When Will Prices Hit the Bottom?

It may take a while for housing prices to bottom out and begin to reverse. Moody’s analysts predict that it won’t happen until late 2025. Wells Fargo researchers report that home prices will begin to rebound in 2024. And analysts at Goldman Sachs pinpoint March of 2024 as the time home values will hit bottom. 

 Predicted decline Predicted price bottom
Goldman Sachs5-10%March, 2024
Wells Fargo5.5%Early 2024
Moody’s Analytics10-20%Late 2025

Which Markets Will Tumble the Most, and Which Are the Most Resilient? 

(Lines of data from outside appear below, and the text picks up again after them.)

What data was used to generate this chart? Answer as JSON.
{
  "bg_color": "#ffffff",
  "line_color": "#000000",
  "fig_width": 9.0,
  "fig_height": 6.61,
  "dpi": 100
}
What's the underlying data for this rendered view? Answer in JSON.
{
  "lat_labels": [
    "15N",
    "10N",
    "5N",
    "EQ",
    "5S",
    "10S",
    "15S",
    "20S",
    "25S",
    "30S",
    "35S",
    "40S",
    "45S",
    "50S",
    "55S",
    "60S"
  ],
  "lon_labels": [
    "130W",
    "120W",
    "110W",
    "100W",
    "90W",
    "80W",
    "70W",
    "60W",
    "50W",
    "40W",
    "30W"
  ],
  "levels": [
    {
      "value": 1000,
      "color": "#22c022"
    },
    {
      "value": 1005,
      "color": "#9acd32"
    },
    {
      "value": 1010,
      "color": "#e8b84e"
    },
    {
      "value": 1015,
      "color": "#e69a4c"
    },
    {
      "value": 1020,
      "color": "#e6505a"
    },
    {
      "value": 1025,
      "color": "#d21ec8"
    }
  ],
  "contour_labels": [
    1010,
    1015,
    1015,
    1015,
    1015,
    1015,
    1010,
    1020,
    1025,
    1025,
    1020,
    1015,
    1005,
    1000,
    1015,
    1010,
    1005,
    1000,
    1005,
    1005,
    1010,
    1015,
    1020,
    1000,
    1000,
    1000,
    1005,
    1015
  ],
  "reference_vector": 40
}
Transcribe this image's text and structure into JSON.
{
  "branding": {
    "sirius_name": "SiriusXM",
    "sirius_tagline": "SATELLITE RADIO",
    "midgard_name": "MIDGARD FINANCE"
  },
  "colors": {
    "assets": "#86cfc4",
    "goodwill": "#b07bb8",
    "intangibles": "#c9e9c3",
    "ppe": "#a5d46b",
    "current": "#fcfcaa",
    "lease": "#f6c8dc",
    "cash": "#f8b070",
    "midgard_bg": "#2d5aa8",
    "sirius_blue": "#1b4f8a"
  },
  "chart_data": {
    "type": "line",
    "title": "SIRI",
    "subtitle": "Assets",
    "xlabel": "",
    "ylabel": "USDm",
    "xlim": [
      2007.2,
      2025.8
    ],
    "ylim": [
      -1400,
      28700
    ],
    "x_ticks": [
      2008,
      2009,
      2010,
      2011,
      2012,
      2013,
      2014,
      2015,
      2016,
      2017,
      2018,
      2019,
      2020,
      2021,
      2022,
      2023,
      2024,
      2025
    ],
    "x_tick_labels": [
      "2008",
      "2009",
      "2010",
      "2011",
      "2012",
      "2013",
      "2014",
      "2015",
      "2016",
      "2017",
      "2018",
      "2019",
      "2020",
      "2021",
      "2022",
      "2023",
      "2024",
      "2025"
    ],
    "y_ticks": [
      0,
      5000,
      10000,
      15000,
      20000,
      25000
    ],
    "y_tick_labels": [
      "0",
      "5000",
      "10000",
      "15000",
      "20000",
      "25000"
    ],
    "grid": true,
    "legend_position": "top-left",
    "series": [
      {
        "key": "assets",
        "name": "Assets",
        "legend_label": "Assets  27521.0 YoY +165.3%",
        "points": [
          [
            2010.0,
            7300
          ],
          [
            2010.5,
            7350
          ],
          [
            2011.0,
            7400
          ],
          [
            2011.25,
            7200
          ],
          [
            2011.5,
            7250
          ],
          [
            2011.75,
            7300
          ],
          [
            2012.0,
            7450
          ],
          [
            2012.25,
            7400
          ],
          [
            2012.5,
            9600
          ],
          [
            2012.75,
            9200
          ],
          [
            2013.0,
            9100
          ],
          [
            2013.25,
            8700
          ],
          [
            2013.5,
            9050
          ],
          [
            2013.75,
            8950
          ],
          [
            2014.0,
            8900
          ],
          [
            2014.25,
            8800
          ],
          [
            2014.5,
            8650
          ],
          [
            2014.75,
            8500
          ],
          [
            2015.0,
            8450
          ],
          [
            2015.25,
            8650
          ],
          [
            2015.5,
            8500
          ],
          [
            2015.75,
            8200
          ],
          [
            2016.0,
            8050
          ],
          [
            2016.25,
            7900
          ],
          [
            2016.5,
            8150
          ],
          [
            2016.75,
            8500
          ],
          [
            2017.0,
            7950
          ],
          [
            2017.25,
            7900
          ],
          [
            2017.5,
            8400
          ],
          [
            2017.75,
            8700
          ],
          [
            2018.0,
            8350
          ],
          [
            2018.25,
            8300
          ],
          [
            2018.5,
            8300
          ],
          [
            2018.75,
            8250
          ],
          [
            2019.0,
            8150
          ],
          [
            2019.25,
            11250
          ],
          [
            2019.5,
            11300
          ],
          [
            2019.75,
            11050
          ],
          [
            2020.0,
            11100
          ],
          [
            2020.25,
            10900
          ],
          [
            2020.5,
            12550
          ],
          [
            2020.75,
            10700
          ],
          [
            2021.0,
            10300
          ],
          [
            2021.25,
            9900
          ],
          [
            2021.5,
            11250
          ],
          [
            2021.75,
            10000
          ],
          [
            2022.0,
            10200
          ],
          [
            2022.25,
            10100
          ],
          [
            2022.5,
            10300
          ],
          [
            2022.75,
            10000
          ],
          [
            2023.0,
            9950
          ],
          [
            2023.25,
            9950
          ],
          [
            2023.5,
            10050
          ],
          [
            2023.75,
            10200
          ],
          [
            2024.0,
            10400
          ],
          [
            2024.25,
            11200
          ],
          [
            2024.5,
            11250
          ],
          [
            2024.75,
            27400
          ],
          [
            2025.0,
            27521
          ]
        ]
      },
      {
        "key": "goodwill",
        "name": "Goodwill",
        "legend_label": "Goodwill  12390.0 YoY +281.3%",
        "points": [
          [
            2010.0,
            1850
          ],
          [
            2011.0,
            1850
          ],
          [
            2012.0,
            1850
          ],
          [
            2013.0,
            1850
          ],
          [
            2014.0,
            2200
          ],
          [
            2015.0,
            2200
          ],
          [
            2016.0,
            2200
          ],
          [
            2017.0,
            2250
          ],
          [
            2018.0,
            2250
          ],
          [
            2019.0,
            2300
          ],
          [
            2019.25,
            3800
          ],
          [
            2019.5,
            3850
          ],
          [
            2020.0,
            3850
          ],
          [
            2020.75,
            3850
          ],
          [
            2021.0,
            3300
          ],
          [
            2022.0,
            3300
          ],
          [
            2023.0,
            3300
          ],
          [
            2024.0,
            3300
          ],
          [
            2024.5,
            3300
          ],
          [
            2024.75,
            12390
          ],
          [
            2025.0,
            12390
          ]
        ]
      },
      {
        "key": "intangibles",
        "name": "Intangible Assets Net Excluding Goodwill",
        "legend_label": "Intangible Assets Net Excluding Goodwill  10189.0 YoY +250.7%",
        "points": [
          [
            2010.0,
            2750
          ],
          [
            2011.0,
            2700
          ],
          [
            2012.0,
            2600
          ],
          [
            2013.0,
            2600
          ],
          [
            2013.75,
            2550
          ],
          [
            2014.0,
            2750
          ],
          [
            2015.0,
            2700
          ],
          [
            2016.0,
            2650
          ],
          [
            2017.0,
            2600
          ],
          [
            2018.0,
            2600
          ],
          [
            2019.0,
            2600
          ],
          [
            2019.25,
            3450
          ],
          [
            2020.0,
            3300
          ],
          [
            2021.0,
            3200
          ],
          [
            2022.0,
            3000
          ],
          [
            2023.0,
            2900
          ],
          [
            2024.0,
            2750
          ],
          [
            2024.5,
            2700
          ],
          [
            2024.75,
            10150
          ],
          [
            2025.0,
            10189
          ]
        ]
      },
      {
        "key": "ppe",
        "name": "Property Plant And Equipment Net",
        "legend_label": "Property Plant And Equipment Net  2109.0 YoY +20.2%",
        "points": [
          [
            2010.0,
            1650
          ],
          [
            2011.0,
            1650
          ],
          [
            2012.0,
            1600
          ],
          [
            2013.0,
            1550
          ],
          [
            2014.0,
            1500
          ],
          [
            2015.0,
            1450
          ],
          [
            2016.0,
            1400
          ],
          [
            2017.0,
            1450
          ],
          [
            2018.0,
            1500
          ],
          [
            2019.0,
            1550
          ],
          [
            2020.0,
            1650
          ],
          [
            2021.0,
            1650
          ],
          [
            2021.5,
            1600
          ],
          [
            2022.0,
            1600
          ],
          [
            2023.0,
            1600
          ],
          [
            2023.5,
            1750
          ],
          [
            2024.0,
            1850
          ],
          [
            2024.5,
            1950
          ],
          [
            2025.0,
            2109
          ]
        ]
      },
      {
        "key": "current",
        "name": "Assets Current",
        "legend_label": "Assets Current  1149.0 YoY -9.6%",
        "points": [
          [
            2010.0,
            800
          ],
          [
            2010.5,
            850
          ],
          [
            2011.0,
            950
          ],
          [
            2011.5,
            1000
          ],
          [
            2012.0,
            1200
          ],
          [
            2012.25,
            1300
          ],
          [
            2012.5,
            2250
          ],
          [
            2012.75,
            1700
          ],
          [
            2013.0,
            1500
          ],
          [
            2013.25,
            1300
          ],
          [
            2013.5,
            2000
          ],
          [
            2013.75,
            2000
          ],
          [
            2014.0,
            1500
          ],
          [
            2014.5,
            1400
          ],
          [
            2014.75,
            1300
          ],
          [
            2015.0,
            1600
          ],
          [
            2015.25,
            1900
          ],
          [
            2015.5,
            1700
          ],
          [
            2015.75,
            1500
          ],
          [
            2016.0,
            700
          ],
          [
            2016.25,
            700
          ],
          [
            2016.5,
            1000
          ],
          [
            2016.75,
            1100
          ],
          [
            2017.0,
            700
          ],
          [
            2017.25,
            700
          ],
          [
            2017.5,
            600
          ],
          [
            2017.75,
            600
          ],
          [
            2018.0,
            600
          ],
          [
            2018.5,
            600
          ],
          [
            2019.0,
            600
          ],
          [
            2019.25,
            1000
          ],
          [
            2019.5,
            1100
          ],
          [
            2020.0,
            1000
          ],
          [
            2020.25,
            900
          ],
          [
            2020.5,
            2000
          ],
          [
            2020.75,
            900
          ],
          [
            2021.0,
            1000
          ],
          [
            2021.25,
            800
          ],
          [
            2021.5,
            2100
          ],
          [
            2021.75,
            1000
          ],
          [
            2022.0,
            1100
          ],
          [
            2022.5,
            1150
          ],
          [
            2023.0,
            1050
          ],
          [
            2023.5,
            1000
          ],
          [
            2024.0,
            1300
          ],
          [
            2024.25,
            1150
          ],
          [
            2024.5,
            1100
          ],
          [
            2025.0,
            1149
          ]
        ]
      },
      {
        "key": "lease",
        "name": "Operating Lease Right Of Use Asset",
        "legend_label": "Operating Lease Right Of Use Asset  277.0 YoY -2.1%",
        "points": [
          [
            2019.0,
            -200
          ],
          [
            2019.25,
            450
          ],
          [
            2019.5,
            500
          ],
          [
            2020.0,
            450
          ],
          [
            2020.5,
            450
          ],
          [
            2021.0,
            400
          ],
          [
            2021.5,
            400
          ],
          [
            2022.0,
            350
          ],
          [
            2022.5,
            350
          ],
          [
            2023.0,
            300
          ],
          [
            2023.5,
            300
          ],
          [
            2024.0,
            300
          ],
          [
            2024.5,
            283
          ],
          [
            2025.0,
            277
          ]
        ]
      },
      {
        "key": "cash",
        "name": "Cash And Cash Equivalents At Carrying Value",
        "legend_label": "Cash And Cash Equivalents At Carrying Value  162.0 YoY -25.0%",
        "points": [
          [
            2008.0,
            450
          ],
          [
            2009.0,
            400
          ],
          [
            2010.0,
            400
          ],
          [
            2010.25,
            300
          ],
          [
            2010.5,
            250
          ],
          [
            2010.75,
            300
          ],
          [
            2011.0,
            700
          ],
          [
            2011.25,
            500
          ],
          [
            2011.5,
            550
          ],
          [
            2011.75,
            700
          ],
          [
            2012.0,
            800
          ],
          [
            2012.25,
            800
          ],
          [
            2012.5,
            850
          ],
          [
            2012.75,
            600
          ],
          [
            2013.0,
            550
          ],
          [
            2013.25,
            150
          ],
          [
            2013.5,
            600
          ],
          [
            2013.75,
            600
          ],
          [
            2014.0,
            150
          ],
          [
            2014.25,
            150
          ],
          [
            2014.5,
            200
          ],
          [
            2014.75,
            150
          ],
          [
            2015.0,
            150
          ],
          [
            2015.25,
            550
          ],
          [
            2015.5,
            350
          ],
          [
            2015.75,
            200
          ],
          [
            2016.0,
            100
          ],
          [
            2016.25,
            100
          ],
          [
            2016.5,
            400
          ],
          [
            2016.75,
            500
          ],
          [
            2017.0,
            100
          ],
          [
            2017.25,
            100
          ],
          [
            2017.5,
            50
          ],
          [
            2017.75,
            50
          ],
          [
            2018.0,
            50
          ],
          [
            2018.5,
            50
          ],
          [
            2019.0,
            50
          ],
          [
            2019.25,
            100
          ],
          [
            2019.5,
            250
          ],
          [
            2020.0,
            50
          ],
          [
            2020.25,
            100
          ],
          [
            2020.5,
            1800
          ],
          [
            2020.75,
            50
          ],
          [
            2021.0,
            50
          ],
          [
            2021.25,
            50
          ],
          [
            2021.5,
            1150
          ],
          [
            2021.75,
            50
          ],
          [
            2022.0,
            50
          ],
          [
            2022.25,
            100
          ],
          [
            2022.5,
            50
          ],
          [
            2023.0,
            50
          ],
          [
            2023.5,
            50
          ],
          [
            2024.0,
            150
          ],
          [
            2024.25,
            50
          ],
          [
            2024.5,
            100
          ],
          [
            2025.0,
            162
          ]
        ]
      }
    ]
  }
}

Predictions from Moody’s Analytics and Redfin show the steepest declines in markets that saw the greatest increases in home prices over the past two years. In other words, the most overvalued markets will experience the sharpest corrections. For example, Redfin expects Boise, Riverside, Phoenix, and Tampa to be among the markets with the greatest risk of a downturn. Moody’s predicts that house prices will fall more than 10% in 196 markets. Researchers believe prices in Morristown, Tennessee, will decline -26%. Other markets that will drop sharply include Muskegon, Michigan, and Flagstaff, Arizona.

Above is Redfin’s analysis of housing markets in the 98 U.S. metros where sufficient data was available and uses several housing-related indicators for each metro, including home-price volatility, average debt-to-income ratio, and home-price growth. Each metro is assigned an overall risk score, relative to the other metros in the analysis: 100 represents the highest likelihood of a housing market downturn, including year-over-year home-price declines, while 0 represents the lowest likelihood. Click here for the full methodology.

Conversely, markets that have remained affordable since 2020, including many Rust Belt metro areas, will be the most resistant to falling prices. Redfin cited Cleveland, Ohio, and Buffalo, New York, as two markets with the lowest risk of a downturn. Moody’s forecasts the smallest decline in Montgomery, Alabama, at only -1.4% Other resilient markets include Erie, Pennsylvania, and Trenton-Princeton, New Jersey. 

This is consistent with research on housing market trends that suggests prices follow the principle of mean reversion. When housing prices in a market deviate from their fundamental value, they eventually return to that fundamental value. In volatile markets (e.g. Phoenix and Tampa), the price cycles are typically larger than in tame markets (e.g. Chicago and Cleveland). But in more volatile markets, increases in housing prices during appreciation periods are more pronounced than decreases in housing prices during a downturn. 

What does this mean for investors? When housing prices are rising, investors will realize greater appreciation in volatile markets. But they’ll also be at risk of seeing steeper declines in home values when a downturn hits. The longer a market has been overvalued, the more likely it will revert to the mean in the near future. 

But even when prices in these markets fall below their fundamental value, the decreases are somewhat smaller than the increases. Over time, holding a property in a volatile market through the ups and downs may prove to be more profitable, assuming you bought when prices were low. On the other hand, short-term investments, like fix-and-flip deals, may be riskier in these markets. 

Is Now a Good Time to Invest in Real Estate?

Investors should proceed with caution over the next year, especially in highly overvalued markets. Rent-to-price ratios are high in some of the more tame markets like Cleveland and Chicago, and sellers across the country will be more willing to negotiate prices as competition wanes. If you can get a price reduction on a property that will yield strong positive cash flow and hold the investment through the anticipated price declines, then you’ve got yourself a deal. 

But you should be conservative with your rental income estimates, as rent growth is slowing, and expect home prices to fall before they rebound. Looking at historical changes in home prices for the market you’re interested in may help you determine where prices will land when they’re at the bottom. 

Be poised to pounce—sometime between early 2024 and late 2025, analysts expect prices to hit bottom, and the Mortgage Bankers Association expects mortgage rates to come down to around 5.4% by next year’s end. Bolster your cash savings now so you can take advantage of the best deals when they arise.